C\'mon|4.4.07 @ 9:04AM|#
"Chronic Candy" is a bit much, don't you think. Jeez, next thing you know you guys will back somebody that makes penis shaped pacifiers. Give me a break.
I. Self. Divine.|4.4.07 @ 9:22AM|#
I for one fully support the right of a company to manufacture penis shaped pacifiers.
Phillip Conti|4.4.07 @ 9:27AM|#
Isnt the act of conveying the thought of marijuana being enjoyable actually more dangerous than using it?
|4.4.07 @ 9:31AM|#
Another example of the extremism (in defense of state authority) required to maintain the war on drugs. In that sense it is like medical marijuana. However this differs in a couple of important ways. On the one hand, this doesn't challenge the prohibition paradigm as well.
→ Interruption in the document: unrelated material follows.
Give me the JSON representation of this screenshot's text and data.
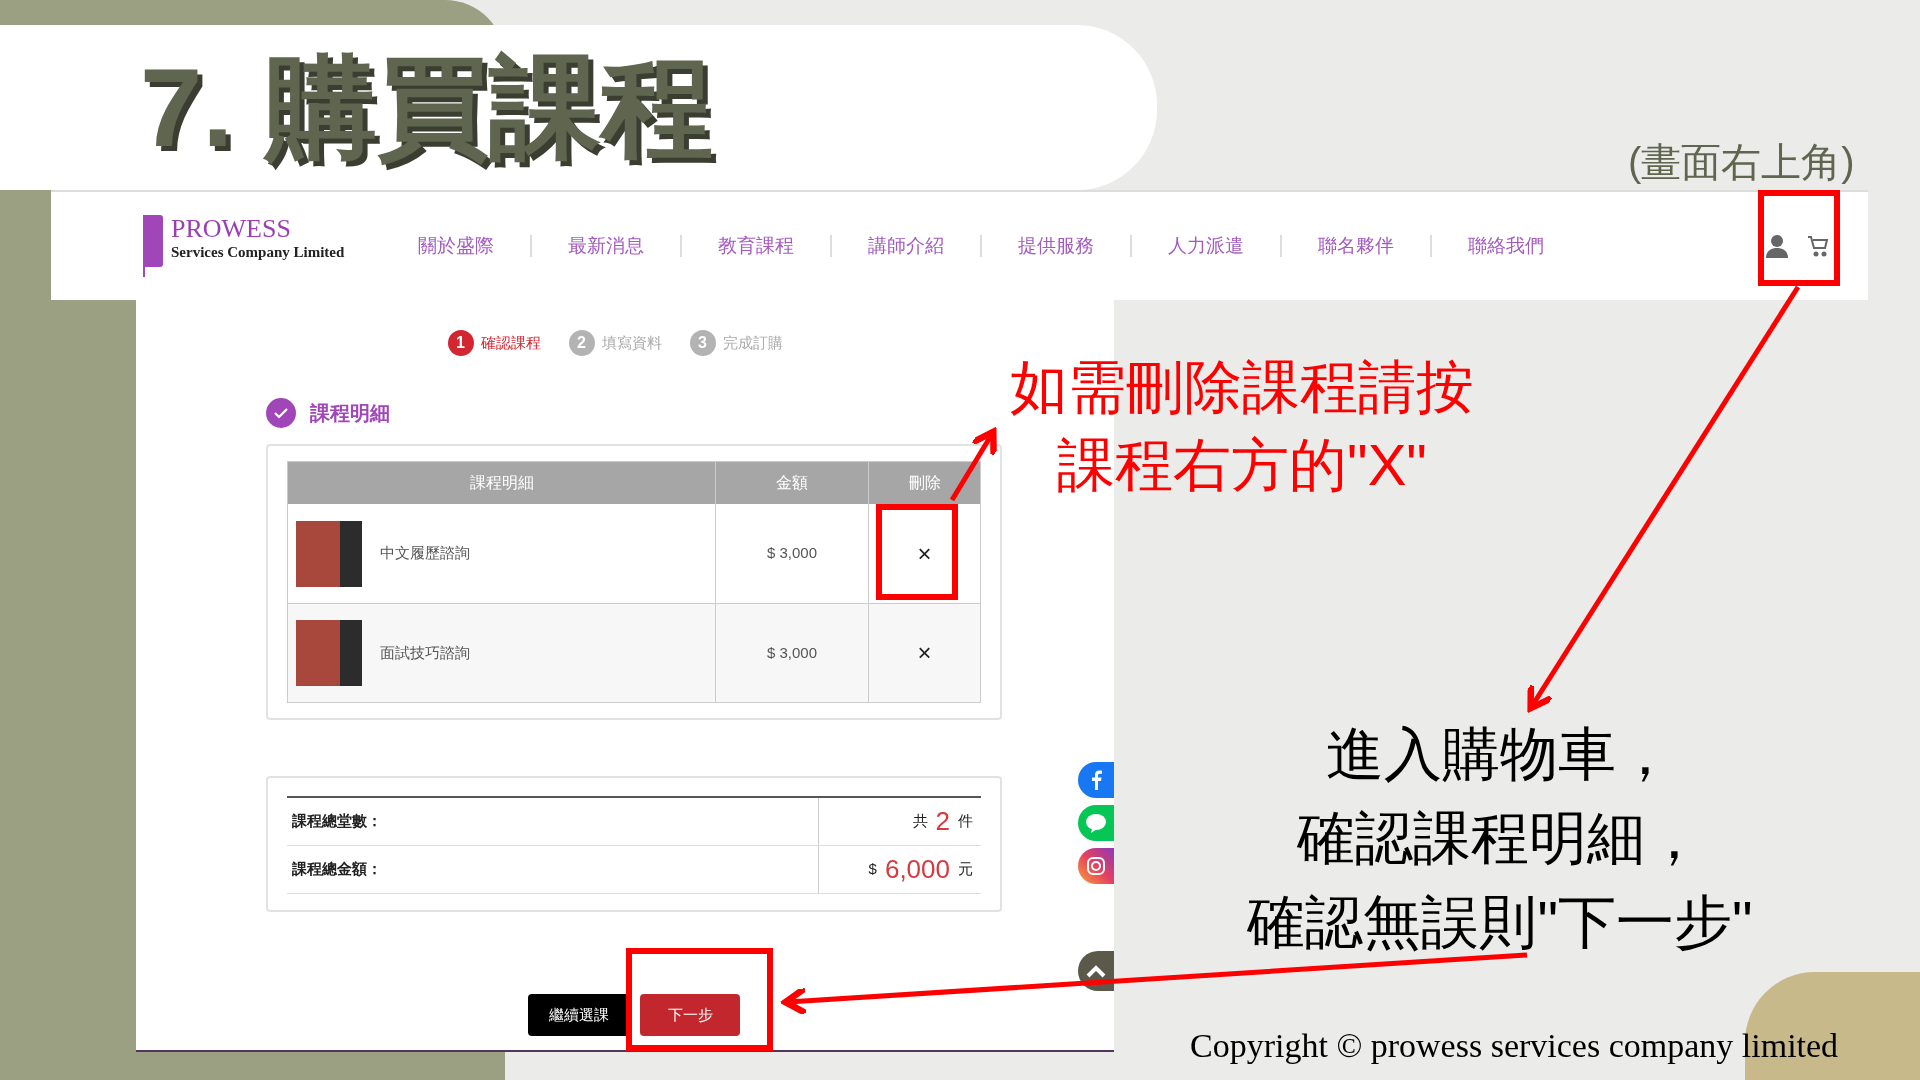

Forcing sick people to suffer is a bigger problem to the "Drugs are bad, mkay" mentality. On the other hand, a victory here is more of a first chink in the armor. The Med MJ issue will likely whither now that big pharma is starting to make money on it. In that sense it will serve as an even better example of how beyond the pale the drug warriors go. But then it will be history.
|4.4.07 @ 9:40AM|#
ISD,
The joke is that there are penis-shaped pacifiers.
|4.4.07 @ 9:42AM|#
Rimfax,
Bad form old man. One must never explain the joke.
thoreau|4.4.07 @ 10:13AM|#
Jacob Sullum wants to take you to the candy shop, and he'll let you lick the lollipop.
I'm only half joking when I say that that's the sort of talk that gets you on a Dateline NBC special.
"We lured this middle-aged journalist to our house in California by posing as a railroad heiress..."
I. Self. Divine.|4.4.07 @ 11:42AM|#
ISD,
The joke is that there are penis-shaped pacifiers.
I'm not sure whether I should feel stupid for missing the joke or proud of myself for not knowing that penis shaped pacifiers existed.
I. Self. Divine.|4.4.07 @ 11:44AM|#
"We lured this middle-aged journalist to our house in California by posing as a railroad heiress..."
Goddammmit, thoreau! My office has been dead silent for like an hour, and I burst out with an obnoxious snort-laugh when I read that. As if everyone here didn't already think I was fucking nuts.
|4.4.07 @ 12:37PM|#
Aren't all pacifiers phallic shaped?
|4.4.07 @ 1:46PM|#
Aren't all pacifiers phallic shaped?
Only if your penis is shaped like a nipple.
|4.4.07 @ 8:13PM|#
No one is listening to you Juanita. Go away.